The Mental Capacity Act 2005 received Royal Assent on 7 April 2005, but the main elements of legislation, including the new Court of Protection, Public Guardian and Office of the Public Guardian, will not be operational until 1 October 2007. This delay from 1 April 2007 is to provide adequate time for the new court to be developed and for relevant training. The only elements that will come into force in April are the independent mental capacity advocates (IMCAs), the code of practice and the criminal offence of ill-treatment and wilful neglect.
The act forms the blueprint of how we should deal with those who are unable to make decisions for themselves because of an impairment in the functioning of their brain. The main principle is that a person is assumed to have capacity unless it is established that they lack it. They are not to be treated as unable to make a decision unless all practical steps to help them do so have been taken without success. Any decision made for someone without capacity must be done in their best interests and without restricting rights of freedom of action.
One of the most fundamental changes will be how the loss of capacity is to be assessed. It will now be both time-specific (temporary, partial or fluctuating) and decision-specific.
Therefore, someone may lack capacity for one matter but not necessarily another. Incapacity will be the inability to understand or retain information relevant to the decision, to use that information as part of the process of making the decision and the inability to communicate it. It will be a great feast for lawyers and doctors determining the diagnostic threshold, as will determining what is in a person’s best interests.
The new statutory form of power of attorney will become the ‘lasting power of attorney’ (LPA), which will replace enduring powers of attorney (EPAs). The legal effect of EPAs already made will be preserved, and practitioners are advising that they should be made before the 1 October deadline. There will be two powers, one for property and financial affairs (like the current EPAs) and one for personal welfare and healthcare, so clients will have to make two separate applications. The most controversial aspect is the certification procedure, which is likely to be amended, as the current list of people able to certify will be open to dispute and confusion purely because the Government does not want solicitors and doctors cornering the market.
The main differences between EPAs and LPAs are that an LPA will contain the names of the people that the donor wishes to be notified of an application, and it must contain a certificate stating that the donor understands the purpose and scope of the authority under it. LPAs can be a ‘joint power’ in some matters and a ‘joint and several power’ in others, with a default position being joint. The donor can carry on making decisions provided they have the capacity to do so and the attorney can only make personal welfare decisions if the donor is incapable. Donors can apply to register the LPA themselves and an application can be made prior to incapacity. The donor’s relatives will not be notified of registration unless specified.
The grounds for objection will be fraud or undue pressure on creation, the behaviour of the attorneys or acts not in the donor’s best interests. The dissolution of a marriage or civil partnership will terminate the appointment of an attorney and will revoke the LPA.
There is widespread misunderstanding that deputies will simply be Court of Protection receivers with a new name. This is not the case and a decision by the court is to be preferred to the appointment of a deputy. Powers of a deputy will be limited in scope and duration and are likely to be short-term orders, although it will be different in large damages cases.
Another new provision is advance decisions (‘living wills’) to refuse medical treatment (but not to sustain life) if someone loses capacity in the future.
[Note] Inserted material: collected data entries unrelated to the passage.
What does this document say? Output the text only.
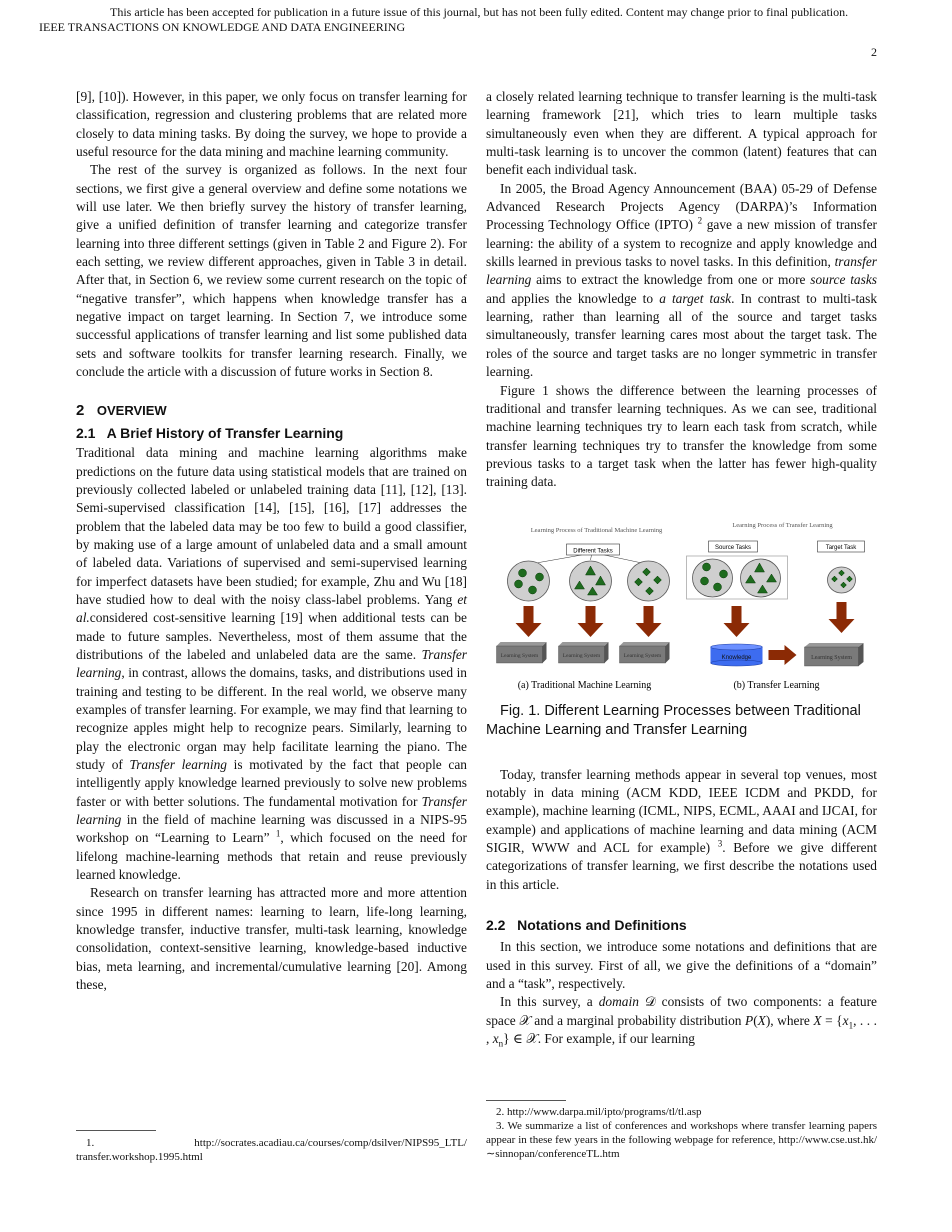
This article has been accepted for publication in a future issue of this journal, but has not been fully edited. Content may change prior to final publication.
IEEE TRANSACTIONS ON KNOWLEDGE AND DATA ENGINEERING
2

[9], [10]). However, in this paper, we only focus on transfer learning for classification, regression and clustering problems that are related more closely to data mining tasks. By doing the survey, we hope to provide a useful resource for the data mining and machine learning community.

The rest of the survey is organized as follows. In the next four sections, we first give a general overview and define some notations we will use later. We then briefly survey the history of transfer learning, give a unified definition of transfer learning and categorize transfer learning into three different settings (given in Table 2 and Figure 2). For each setting, we review different approaches, given in Table 3 in detail. After that, in Section 6, we review some current research on the topic of “negative transfer”, which happens when knowledge transfer has a negative impact on target learning. In Section 7, we introduce some successful applications of transfer learning and list some published data sets and software toolkits for transfer learning research. Finally, we conclude the article with a discussion of future works in Section 8.

2 OVERVIEW

2.1   A Brief History of Transfer Learning

Traditional data mining and machine learning algorithms make predictions on the future data using statistical models that are trained on previously collected labeled or unlabeled training data [11], [12], [13]. Semi-supervised classification [14], [15], [16], [17] addresses the problem that the labeled data may be too few to build a good classifier, by making use of a large amount of unlabeled data and a small amount of labeled data. Variations of supervised and semi-supervised learning for imperfect datasets have been studied; for example, Zhu and Wu [18] have studied how to deal with the noisy class-label problems. Yang et al.considered cost-sensitive learning [19] when additional tests can be made to future samples. Nevertheless, most of them assume that the distributions of the labeled and unlabeled data are the same. Transfer learning, in contrast, allows the domains, tasks, and distributions used in training and testing to be different. In the real world, we observe many examples of transfer learning. For example, we may find that learning to recognize apples might help to recognize pears. Similarly, learning to play the electronic organ may help facilitate learning the piano. The study of Transfer learning is motivated by the fact that people can intelligently apply knowledge learned previously to solve new problems faster or with better solutions. The fundamental motivation for Transfer learning in the field of machine learning was discussed in a NIPS-95 workshop on “Learning to Learn” $^1$, which focused on the need for lifelong machine-learning methods that retain and reuse previously learned knowledge.

Research on transfer learning has attracted more and more attention since 1995 in different names: learning to learn, life-long learning, knowledge transfer, inductive transfer, multi-task learning, knowledge consolidation, context-sensitive learning, knowledge-based inductive bias, meta learning, and incremental/cumulative learning [20]. Among these,

1. http://socrates.acadiau.ca/courses/comp/dsilver/NIPS95_LTL/ transfer.workshop.1995.html

a closely related learning technique to transfer learning is the multi-task learning framework [21], which tries to learn multiple tasks simultaneously even when they are different. A typical approach for multi-task learning is to uncover the common (latent) features that can benefit each individual task.

In 2005, the Broad Agency Announcement (BAA) 05-29 of Defense Advanced Research Projects Agency (DARPA)’s Information Processing Technology Office (IPTO) $^2$ gave a new mission of transfer learning: the ability of a system to recognize and apply knowledge and skills learned in previous tasks to novel tasks. In this definition, transfer learning aims to extract the knowledge from one or more source tasks and applies the knowledge to a target task. In contrast to multi-task learning, rather than learning all of the source and target tasks simultaneously, transfer learning cares most about the target task. The roles of the source and target tasks are no longer symmetric in transfer learning.

Figure 1 shows the difference between the learning processes of traditional and transfer learning techniques. As we can see, traditional machine learning techniques try to learn each task from scratch, while transfer learning techniques try to transfer the knowledge from some previous tasks to a target task when the latter has fewer high-quality training data.

Learning Process of Traditional Machine Learning
Different Tasks
Source Tasks	Target Task
Learning Process of Transfer Learning
Learning System	Learning System	Learning System	Learning System
Knowledge
(a) Traditional Machine Learning	(b) Transfer Learning

Fig. 1. Different Learning Processes between Traditional Machine Learning and Transfer Learning

Today, transfer learning methods appear in several top venues, most notably in data mining (ACM KDD, IEEE ICDM and PKDD, for example), machine learning (ICML, NIPS, ECML, AAAI and IJCAI, for example) and applications of machine learning and data mining (ACM SIGIR, WWW and ACL for example) $^3$. Before we give different categorizations of transfer learning, we first describe the notations used in this article.

2.2   Notations and Definitions

In this section, we introduce some notations and definitions that are used in this survey. First of all, we give the definitions of a “domain” and a “task”, respectively.

In this survey, a domain 𝒟 consists of two components: a feature space 𝒳 and a marginal probability distribution P(X), where $X = \{x_1$, . . . , $x_n$} ∈ 𝒳. For example, if our learning

2. http://www.darpa.mil/ipto/programs/tl/tl.asp

3. We summarize a list of conferences and workshops where transfer learning papers appear in these few years in the following webpage for reference, http://www.cse.ust.hk/∼sinnopan/conferenceTL.htm
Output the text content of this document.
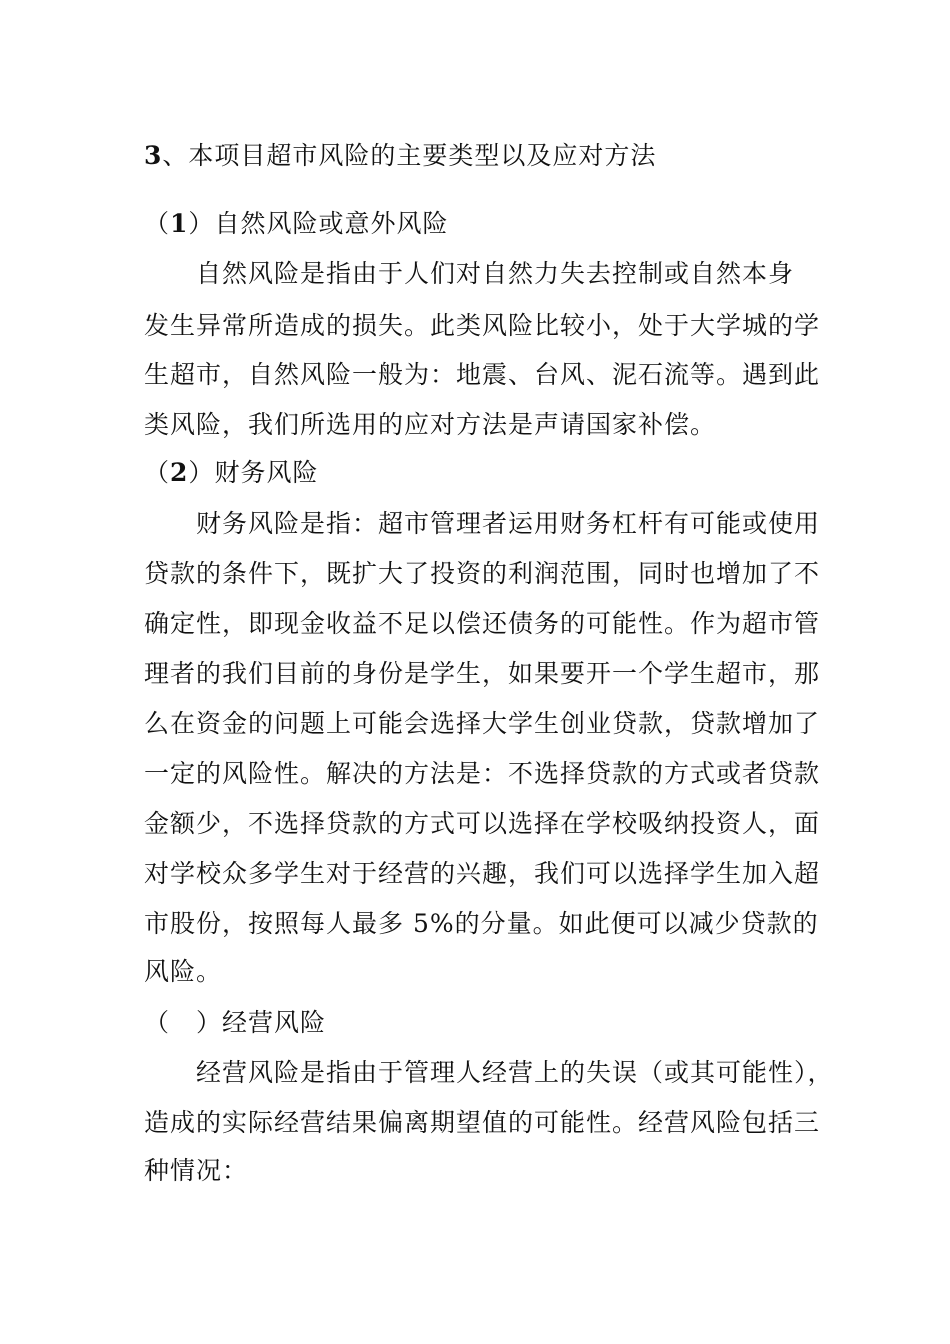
3、本项目超市风险的主要类型以及应对方法
（1）自然风险或意外风险
自然风险是指由于人们对自然力失去控制或自然本身
发生异常所造成的损失。此类风险比较小，处于大学城的学
生超市，自然风险一般为：地震、台风、泥石流等。遇到此
类风险，我们所选用的应对方法是声请国家补偿。
（2）财务风险
财务风险是指：超市管理者运用财务杠杆有可能或使用
贷款的条件下，既扩大了投资的利润范围，同时也增加了不
确定性，即现金收益不足以偿还债务的可能性。作为超市管
理者的我们目前的身份是学生，如果要开一个学生超市，那
么在资金的问题上可能会选择大学生创业贷款，贷款增加了
一定的风险性。解决的方法是：不选择贷款的方式或者贷款
金额少，不选择贷款的方式可以选择在学校吸纳投资人，面
对学校众多学生对于经营的兴趣，我们可以选择学生加入超
市股份，按照每人最多 5%的分量。如此便可以减少贷款的
风险。
（ ）经营风险
经营风险是指由于管理人经营上的失误（或其可能性），
造成的实际经营结果偏离期望值的可能性。经营风险包括三
种情况：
They must be written, signed and witnessed and include a statement that the decision is to be applied “even if life is at risk”.
A last minute amendment to the legislation is the introduction of IMCAs, who will represent the views of people who have no family or friends and who lack the capacity to consent to NHS ‘serious medical treatment’, or NHS or local authority accommodation. There is a lack of clarity regarding the definition of what ‘serious medical treatment’ means and how the service will be organised.
Guidance on the new act will be provided in codes of practice, with a duty to follow them by everyone except relatives and unpaid carers.
The existing Court of Protection is to be abolished and replaced with a new court, also known as the Court of Protection. The new court will combine the personal welfare and healthcare jurisdiction of the family division with the property and financial decision-making jurisdiction of the existing court. The judges will be nominated from various levels of the judiciary, with the current master becoming the senior judge. The court’s regional presence will be limited to Birmingham, Bristol, Cardiff, Manchester, Newcastle and Preston, but may be extended if there is sufficient work elsewhere. It is still undecided whether court hearings will be made public or be held in private, as they are currently, and whether each party should bear their own costs (as in the family division), or whether they should be paid from the patient’s estate (as in the Court of Protection).
The Office of the Public Guardian will replace the Public Guardianship Office and will maintain registers of LPAs and deputies. It will supervise them with Court of Protection visitors, monitor security reports and accounts, and handle complaints.
Finally, the fee structure for everything will be simplified but increased and supervision will be a ‘light touch’ or at a higher level where the affairs of the patient demand it.
There is therefore a significant amount of uncertainty of how the new legislation will work, with more than one area to be ironed out before October. Clients should be encouraged to make EPAs while the legislation still allows.